Counties Finalizing Indiana Toll Road Bid
CHICAGO — Two northwest Indiana counties are finalizing their tax-exempt bond-financed bid for the bankrupt Indiana Toll Road.
Bids are due on March 15.
Lake and LaPorte counties will hold series of meetings over the next two weeks to vote on an interlocal agreement that lays out financial and structural details of the proposal.
It's the latest move by the two counties to craft a public-private partnership to take over the toll road; its current owners declared bankruptcy last year.
The counties are the only public entities vying for the asset. Private equity bids are expected to come in as high as $5 billion.
A winner may be selected within the next few months. The Indiana Finance Authority will approve any winning bidder and would also approve the bond request.
Officials say their ability to issue tax-exempt debt gives them a significant advantage over other bidders on the 75-year asset lease.
They want to issue so-called non-recourse revenue bonds that are backed solely by toll road revenue and no back-up pledges to mitigate taxpayer risk.
Supporters say their financial projections show the toll road would generate enough revenue to cover debt service and bring in additional revenue for the two counties.
"Our financial advisors at Piper Jaffray continued to believe, as they did in November, that with the lower cost of capital involved in a municipal debt financed bid, we can be highly competitive in the bid process," LaPorte County Commissioner David Decker told local reporters last week.
Piper Jaffray & Co. presented a report last year to the LaPorte County that should the toll road could generate between $38 million and $53 million after operating and maintenance expenses.
ITR Concession Co., the operator of the 157-mile tollway, declared Chapter 11 bankruptcy in September 2014.
The company, a subsidiary of Macquarie Infrastructure Partners, Macquarie Atlas Roads and Cintra, struggled with overly optimistic traffic projections coupled with a debt-heavy capital structure and a $2.15 billion liability tied to swaps.
ITR Concession paid $3.8 billion to the state of Indiana in 2006 for the 75-year lease of the 157-mile toll highway.

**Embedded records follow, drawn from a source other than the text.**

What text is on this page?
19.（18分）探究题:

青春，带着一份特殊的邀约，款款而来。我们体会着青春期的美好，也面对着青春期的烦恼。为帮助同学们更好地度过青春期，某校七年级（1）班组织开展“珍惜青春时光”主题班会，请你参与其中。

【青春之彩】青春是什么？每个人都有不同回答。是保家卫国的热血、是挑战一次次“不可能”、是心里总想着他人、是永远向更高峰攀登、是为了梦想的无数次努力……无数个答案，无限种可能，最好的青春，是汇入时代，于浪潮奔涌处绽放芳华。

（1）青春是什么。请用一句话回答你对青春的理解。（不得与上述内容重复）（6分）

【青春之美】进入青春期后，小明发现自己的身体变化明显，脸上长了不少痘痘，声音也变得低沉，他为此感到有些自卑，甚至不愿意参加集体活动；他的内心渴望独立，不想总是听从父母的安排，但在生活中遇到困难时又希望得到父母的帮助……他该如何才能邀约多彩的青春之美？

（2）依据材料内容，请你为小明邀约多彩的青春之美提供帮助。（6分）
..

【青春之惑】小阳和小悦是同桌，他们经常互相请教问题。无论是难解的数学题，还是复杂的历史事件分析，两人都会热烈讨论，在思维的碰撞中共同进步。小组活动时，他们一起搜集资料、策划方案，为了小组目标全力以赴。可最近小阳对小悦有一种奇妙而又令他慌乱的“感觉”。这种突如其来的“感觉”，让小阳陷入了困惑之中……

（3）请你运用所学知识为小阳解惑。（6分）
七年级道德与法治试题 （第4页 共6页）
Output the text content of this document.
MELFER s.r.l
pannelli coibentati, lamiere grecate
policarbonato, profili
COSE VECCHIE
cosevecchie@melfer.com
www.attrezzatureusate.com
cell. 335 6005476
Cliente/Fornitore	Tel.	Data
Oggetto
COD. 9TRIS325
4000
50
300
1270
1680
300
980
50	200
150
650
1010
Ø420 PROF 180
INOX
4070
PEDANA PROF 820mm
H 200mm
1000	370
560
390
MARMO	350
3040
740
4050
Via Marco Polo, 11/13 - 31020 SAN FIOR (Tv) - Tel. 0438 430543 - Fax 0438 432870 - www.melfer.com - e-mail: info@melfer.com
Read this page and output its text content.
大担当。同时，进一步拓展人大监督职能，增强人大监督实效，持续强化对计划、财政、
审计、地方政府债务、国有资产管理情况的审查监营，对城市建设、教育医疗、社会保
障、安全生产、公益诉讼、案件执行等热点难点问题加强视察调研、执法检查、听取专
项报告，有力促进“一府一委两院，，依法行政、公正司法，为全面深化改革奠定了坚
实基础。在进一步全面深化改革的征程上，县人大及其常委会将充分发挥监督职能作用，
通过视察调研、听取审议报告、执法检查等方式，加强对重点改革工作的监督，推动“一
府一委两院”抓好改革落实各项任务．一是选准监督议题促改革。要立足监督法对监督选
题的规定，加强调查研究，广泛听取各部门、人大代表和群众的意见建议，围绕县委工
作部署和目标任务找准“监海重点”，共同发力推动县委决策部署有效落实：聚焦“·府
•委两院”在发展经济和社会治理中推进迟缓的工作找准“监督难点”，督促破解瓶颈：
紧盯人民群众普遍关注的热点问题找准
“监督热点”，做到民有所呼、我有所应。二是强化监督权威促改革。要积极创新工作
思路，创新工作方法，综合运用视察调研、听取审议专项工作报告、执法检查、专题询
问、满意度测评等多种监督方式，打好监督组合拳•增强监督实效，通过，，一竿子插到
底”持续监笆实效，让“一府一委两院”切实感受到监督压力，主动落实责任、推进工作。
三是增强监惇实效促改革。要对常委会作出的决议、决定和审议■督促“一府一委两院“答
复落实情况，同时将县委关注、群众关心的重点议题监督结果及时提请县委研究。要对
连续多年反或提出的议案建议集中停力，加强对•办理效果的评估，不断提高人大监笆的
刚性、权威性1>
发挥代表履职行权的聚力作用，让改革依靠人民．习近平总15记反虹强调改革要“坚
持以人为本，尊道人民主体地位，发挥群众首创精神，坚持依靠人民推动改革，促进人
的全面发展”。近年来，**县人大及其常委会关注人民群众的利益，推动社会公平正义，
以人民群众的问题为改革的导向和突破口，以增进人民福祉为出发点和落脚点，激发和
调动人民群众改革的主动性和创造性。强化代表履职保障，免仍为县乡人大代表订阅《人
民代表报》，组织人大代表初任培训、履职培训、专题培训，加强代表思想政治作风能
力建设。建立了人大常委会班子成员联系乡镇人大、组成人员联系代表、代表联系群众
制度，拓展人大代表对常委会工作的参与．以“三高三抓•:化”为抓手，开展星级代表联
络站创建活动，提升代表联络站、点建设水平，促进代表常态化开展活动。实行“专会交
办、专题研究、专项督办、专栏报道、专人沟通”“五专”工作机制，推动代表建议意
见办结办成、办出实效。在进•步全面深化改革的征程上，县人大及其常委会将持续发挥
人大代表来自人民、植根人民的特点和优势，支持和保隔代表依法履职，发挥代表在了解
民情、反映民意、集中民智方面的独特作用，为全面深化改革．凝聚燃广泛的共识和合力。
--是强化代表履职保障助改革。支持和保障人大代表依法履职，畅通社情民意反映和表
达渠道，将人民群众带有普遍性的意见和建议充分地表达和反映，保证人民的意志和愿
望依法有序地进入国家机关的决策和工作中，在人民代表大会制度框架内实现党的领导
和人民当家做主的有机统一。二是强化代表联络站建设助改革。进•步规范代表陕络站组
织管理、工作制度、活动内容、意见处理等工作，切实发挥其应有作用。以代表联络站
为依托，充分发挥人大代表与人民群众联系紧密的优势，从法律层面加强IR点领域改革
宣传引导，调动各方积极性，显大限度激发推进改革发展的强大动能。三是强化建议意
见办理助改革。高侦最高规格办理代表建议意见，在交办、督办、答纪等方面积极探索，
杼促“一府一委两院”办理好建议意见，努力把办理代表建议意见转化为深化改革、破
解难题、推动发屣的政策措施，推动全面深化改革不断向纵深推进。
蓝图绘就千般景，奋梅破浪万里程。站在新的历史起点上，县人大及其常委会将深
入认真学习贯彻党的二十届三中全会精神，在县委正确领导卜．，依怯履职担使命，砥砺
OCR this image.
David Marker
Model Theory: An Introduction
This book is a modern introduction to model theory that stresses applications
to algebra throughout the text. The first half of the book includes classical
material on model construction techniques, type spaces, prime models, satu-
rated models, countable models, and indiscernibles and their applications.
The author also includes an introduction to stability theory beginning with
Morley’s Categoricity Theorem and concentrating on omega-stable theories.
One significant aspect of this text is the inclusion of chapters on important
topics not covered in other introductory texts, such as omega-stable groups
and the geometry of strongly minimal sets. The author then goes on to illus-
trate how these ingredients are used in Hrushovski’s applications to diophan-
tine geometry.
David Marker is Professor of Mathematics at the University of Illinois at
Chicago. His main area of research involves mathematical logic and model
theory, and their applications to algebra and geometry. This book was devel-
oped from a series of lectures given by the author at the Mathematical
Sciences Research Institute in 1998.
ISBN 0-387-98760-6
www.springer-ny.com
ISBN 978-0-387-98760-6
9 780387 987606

The interlocal agreement stipulates that the two counties would be line for $5 million each annually, as well as any excess revenue, as part of the agreement. The agreement also provides for a $10 million annual founder's fee that the private operator would pay to the two counties. Other counties would be able to join the lease later and share in the proceeds, but not the $10 million.
The counties have "engaged lawyers, financial advisors, underwriters and other consultants at little or cost to the counties to help us submit a competitive bid," Lake County Commissioner President Roosevelt Allen, D-Gary, told the Northwest Indiana Times newspaper. "This is a win-win for our taxpayers if we can succeed."
Under the interlocal agreement, the newly formed Northern Indiana Toll Road Authority Inc. would consist of a nine-member board made up of elected officials from the two counties as well as non-elected professionals.
The private toll road operator would have a representative on the board without voting power.
The LaPorte County Commission will consider the deal on March 4. Lake County commissioners will take it up on March 10. The LaPorte county council will consider it March 11.
In addition to Piper Jaffray, the counties have been working with Goldstein & McClintock LLP and Kreig DeVault LLP to help draw up the agreement.
UBS Securities LLC is acting as financial advisor to a special committee for ITR that's overseeing the potential sale or restructuring. The committee will also work with the Indiana Finance Authority to transition the toll road to the winning bidder, according to court documents.